Despite the valuable information that Riggs provides the title of the book is misleading as historian Richard J. Evans argues that the monograph is not about Jews as is commonly understood, but about Mischlinge or people that were categorized as half or quarter Jews, many of which were unaware that they were Jews in the first place. These people were neither Jewish by their own identity, religious law, or even Nazi law. The book’s title is a teaser because it appears to the uninformed that the book is about Jews in the Wehrmacht which is not accurate and many of these Mischlinge were anti-Semites themselves. Interestingly as historian Jeremy Noakes argues less than 10% of half Jews saw themselves as Jewish, and only 1.2% of quarter Jews considered themselves as Jewish. Riggs had an opportunity to explore the nature of Jewish identity beyond Nazi definitions, but he chooses to forgo that opportunity. Further, Riggs relates that with few exceptions, none of the men he interviewed had any idea of the abuse and massacres that occurred as the Nazis tried to exterminate German and European Jewry. Riggs concludes that “like most other Germans, many Mischlinge knew about deportation, but did not equate them with systematic murder.” Further, Mischling serving in the Wehrmacht did not understand what was happening to their loved ones. Most claimed they learned what happened to their relatives after the war.

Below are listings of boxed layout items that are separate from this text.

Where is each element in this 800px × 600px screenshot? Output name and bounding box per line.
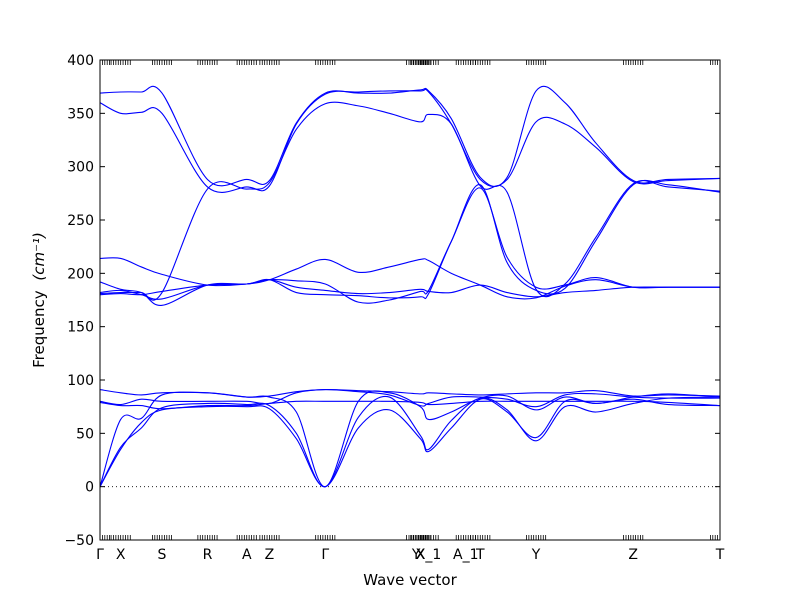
- y-tick-label: 400: [67, 53, 94, 69]
- x-tick-label: T: [475, 547, 485, 563]
- x-tick-label: X: [416, 547, 426, 563]
- y-tick-label: 350: [67, 106, 94, 122]
- band-line-2: [100, 395, 720, 488]
- band-line-11: [100, 101, 720, 301]
- band-line-13: [100, 85, 720, 187]
- band-line-8: [100, 258, 720, 300]
- x-ticks: Γ X S R A Z Γ YXX_1 A_1T Y Z T: [96, 60, 725, 563]
- y-axis-label: Frequency (cm⁻¹): [30, 232, 48, 368]
- x-tick-label: X: [116, 547, 126, 563]
- band-line-12: [100, 88, 720, 193]
- x-axis-label: Wave vector: [363, 571, 457, 589]
- band-line-10: [100, 179, 720, 300]
- series-group: [100, 85, 720, 488]
- y-tick-label: 150: [67, 320, 94, 336]
- x-tick-label: A_1: [453, 547, 478, 563]
- x-tick-label: Z: [265, 547, 275, 563]
- y-axis-label-text: Frequency: [30, 290, 48, 368]
- y-tick-label: 0: [85, 480, 94, 496]
- x-tick-label: A: [242, 547, 252, 563]
- y-axis-label-unit: (cm⁻¹): [30, 232, 48, 281]
- band-line-5: [100, 389, 720, 408]
- y-tick-label: 250: [67, 213, 94, 229]
- band-line-9: [100, 187, 720, 306]
- y-tick-label: 100: [67, 373, 94, 389]
- y-tick-label: −50: [64, 533, 94, 549]
- x-tick-label: S: [158, 547, 167, 563]
- plot-frame: [99, 59, 721, 541]
- x-tick-label: Γ: [96, 547, 104, 563]
- y-tick-label: 50: [76, 426, 94, 442]
- x-tick-label: Γ: [321, 547, 329, 563]
- x-tick-label: X_1: [416, 547, 442, 563]
- x-tick-label: Z: [628, 547, 638, 563]
- x-tick-label: T: [715, 547, 725, 563]
- band-line-7: [100, 279, 720, 298]
- x-tick-label: Y: [531, 547, 541, 563]
- x-tick-label: R: [203, 547, 213, 563]
- band-line-6: [100, 389, 720, 398]
- band-line-4: [100, 400, 720, 410]
- y-ticks: −50 0 50 100 150 200 250 300 350 400: [64, 53, 720, 549]
- y-tick-label: 300: [67, 160, 94, 176]
- y-tick-label: 200: [67, 266, 94, 282]
- x-tick-label: Y: [411, 547, 421, 563]
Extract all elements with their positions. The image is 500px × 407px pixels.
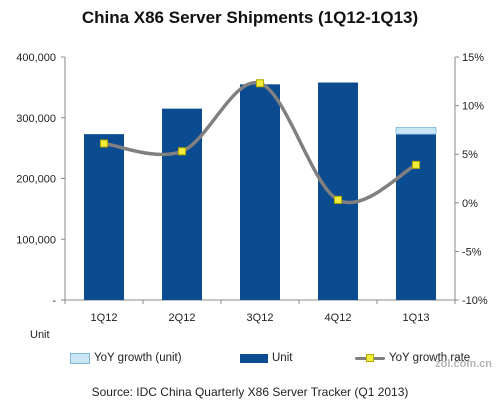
legend-swatch-yoy-growth-unit <box>70 352 90 364</box>
x-tick-label-4Q12: 4Q12 <box>325 312 352 324</box>
legend-item-yoy-growth-rate: YoY growth rate <box>355 352 470 364</box>
legend-item-yoy-growth-unit: YoY growth (unit) <box>70 352 182 364</box>
y-left-tick-label: 300,000 <box>16 113 56 125</box>
legend-swatch-yoy-growth-rate <box>355 353 385 363</box>
point-yoy-growth-rate-3Q12 <box>256 79 264 88</box>
point-yoy-growth-rate-2Q12 <box>178 147 186 156</box>
y-right-tick-label: 15% <box>462 52 484 64</box>
bar-unit-1Q12 <box>84 134 124 300</box>
y-right-tick-label: -10% <box>462 295 488 307</box>
bar-unit-4Q12 <box>318 82 358 300</box>
y-right-tick-label: 0% <box>462 198 478 210</box>
y-left-tick-label: 400,000 <box>16 52 56 64</box>
bar-unit-3Q12 <box>240 84 280 301</box>
bar-yoy-growth-1Q13 <box>395 127 437 135</box>
point-yoy-growth-rate-1Q12 <box>100 139 108 148</box>
y-left-tick-label: - <box>52 295 56 307</box>
x-tick-label-3Q12: 3Q12 <box>247 312 274 324</box>
y-right-tick-label: 5% <box>462 149 478 161</box>
y-left-tick-label: 100,000 <box>16 234 56 246</box>
unit-label: Unit <box>30 329 50 341</box>
legend-label-yoy-growth-unit: YoY growth (unit) <box>94 352 182 364</box>
y-right-tick-label: 10% <box>462 101 484 113</box>
y-left-tick-label: 200,000 <box>16 174 56 186</box>
chart-canvas: - 100,000 200,000 300,000 400,000 -10% -5% 0% 5%… <box>16 52 488 324</box>
point-yoy-growth-rate-1Q13 <box>412 160 420 169</box>
chart-source: Source: IDC China Quarterly X86 Server T… <box>91 385 409 399</box>
x-tick-label-2Q12: 2Q12 <box>169 312 196 324</box>
legend-label-yoy-growth-rate: YoY growth rate <box>389 352 471 364</box>
x-tick-label-1Q13: 1Q13 <box>403 312 430 324</box>
legend-label-unit: Unit <box>272 352 293 364</box>
point-yoy-growth-rate-4Q12 <box>334 195 342 204</box>
watermark-logo: zol.com.cn <box>435 358 492 370</box>
bar-unit-1Q13 <box>396 134 436 300</box>
legend-swatch-unit <box>240 353 268 363</box>
x-tick-label-1Q12: 1Q12 <box>91 312 118 324</box>
bar-unit-2Q12 <box>162 108 202 300</box>
chart-legend: YoY growth (unit) Unit YoY growth rate <box>70 352 490 370</box>
y-right-tick-label: -5% <box>462 246 482 258</box>
legend-item-unit: Unit <box>240 352 292 364</box>
chart-title: China X86 Server Shipments (1Q12-1Q13) <box>81 8 419 27</box>
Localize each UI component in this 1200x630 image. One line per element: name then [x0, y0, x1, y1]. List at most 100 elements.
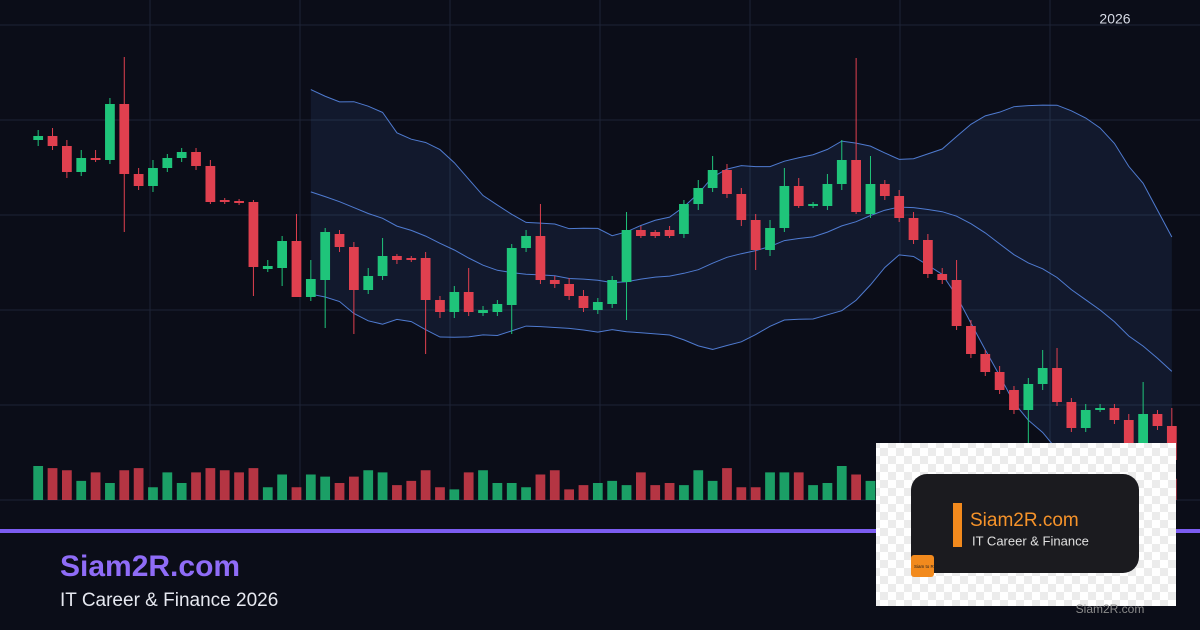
volume-bar [750, 487, 761, 500]
candle-body [205, 166, 216, 202]
volume-bar [119, 470, 130, 500]
volume-bar [865, 480, 876, 500]
candle-body [162, 158, 173, 168]
volume-bar [564, 489, 575, 500]
candle-body [377, 256, 388, 276]
volume-bar [707, 480, 718, 500]
volume-bar [148, 487, 158, 500]
candle-body [305, 279, 316, 297]
volume-bar [779, 472, 790, 500]
candle-body [521, 236, 531, 248]
candle-body [865, 184, 876, 214]
footer-brand: Siam2R.com [60, 550, 240, 583]
candle-body [966, 326, 976, 354]
logo-card: Siam2R.com IT Career & Finance Siam to R… [876, 443, 1176, 616]
volume-bar [363, 470, 374, 500]
volume-bar [176, 483, 187, 500]
volume-bar [836, 466, 847, 500]
volume-bar [191, 472, 201, 500]
volume-bar [736, 487, 747, 500]
candle-body [148, 168, 158, 186]
candle-body [679, 204, 689, 234]
candle-body [506, 248, 517, 305]
candle-body [1023, 384, 1034, 410]
volume-bar [219, 470, 230, 500]
volume-bar [47, 468, 58, 500]
year-label: 2026 [1099, 11, 1130, 27]
volume-bar [722, 468, 732, 500]
candle-body [564, 284, 575, 296]
candle-body [1123, 420, 1134, 444]
volume-bar [793, 472, 804, 500]
candle-body [693, 188, 704, 204]
candle-body [1037, 368, 1048, 384]
divider [0, 529, 1200, 533]
logo-accent [953, 503, 962, 547]
candle-body [578, 296, 589, 308]
volume-bar [90, 472, 101, 500]
candle-body [90, 158, 101, 160]
volume-bar [607, 480, 618, 500]
candle-body [348, 247, 359, 290]
candle-body [363, 276, 374, 290]
candle-body [635, 230, 646, 236]
logo-caption: Siam2R.com [1076, 602, 1145, 616]
volume-bar [679, 485, 689, 500]
volume-bar [808, 485, 818, 500]
volume-bar [664, 483, 675, 500]
volume-bar [535, 474, 546, 500]
volume-bar [549, 470, 560, 500]
candle-body [219, 200, 230, 202]
candle-body [133, 174, 144, 186]
candle-body [808, 204, 818, 206]
volume-bar [449, 489, 460, 500]
volume-bar [133, 468, 144, 500]
volume-bar [76, 480, 87, 500]
logo-brand: Siam2R.com [970, 510, 1079, 531]
candle-body [1109, 408, 1120, 420]
volume-bar [478, 470, 488, 500]
candle-body [191, 152, 201, 166]
logo-badge-text: Siam to Rich [914, 564, 940, 569]
candle-body [492, 304, 503, 312]
volume-bar [348, 476, 359, 500]
volume-bar [162, 472, 173, 500]
volume-bar [693, 470, 704, 500]
candle-body [994, 372, 1005, 390]
candle-body [549, 280, 560, 284]
candle-body [879, 184, 890, 196]
candle-body [664, 230, 675, 236]
candle-body [392, 256, 402, 260]
volume-bar [262, 487, 273, 500]
candle-body [320, 232, 331, 280]
logo-badge [911, 555, 934, 577]
volume-bar [506, 483, 517, 500]
volume-bar [822, 483, 833, 500]
volume-bar [592, 483, 603, 500]
volume-bar [291, 487, 302, 500]
volume-bar [492, 483, 503, 500]
candle-body [277, 241, 288, 268]
candle-body [234, 201, 244, 203]
volume-bar [320, 476, 331, 500]
candle-body [262, 266, 273, 269]
logo-panel [911, 474, 1139, 573]
volume-bar [650, 485, 661, 500]
volume-bar [61, 470, 72, 500]
candle-body [47, 136, 58, 146]
candle-body [894, 196, 905, 218]
candle-body [851, 160, 862, 212]
candle-body [1052, 368, 1062, 402]
candle-body [291, 241, 302, 297]
volume-bar [334, 483, 345, 500]
candle-body [478, 310, 488, 313]
candle-body [76, 158, 87, 172]
candle-body [420, 258, 431, 300]
volume-bar [105, 483, 115, 500]
volume-bar [305, 474, 316, 500]
candle-body [105, 104, 115, 160]
candle-body [750, 220, 761, 250]
candle-body [937, 274, 948, 280]
band-upper [310, 89, 1173, 238]
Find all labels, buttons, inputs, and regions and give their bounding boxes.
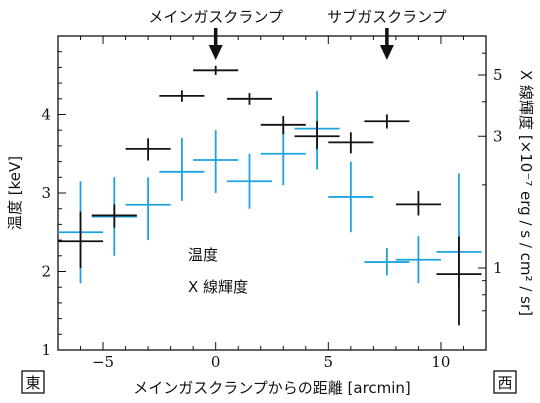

Riggs is successful in digging up a great deal of fascinating detail, but he does not really add to the historiography of Nazi Germany except for Hitler’s obsession with minute points of racial doctrine and how that concern was translated and executed by Wehrmacht leadership and German soldiers in general. I agree with David J. Fine in his H-Net Review in the Humanities and Social Sciences of July 2004 that the book “will be of interest to students of the Wehrmacht and Nazi racial policy, [but] it falls short of exploring the bigger questions of the role of Jews in supporting the Nazi state or of German soldiers’ acknowledgement of their role as perpetrators in the Holocaust.”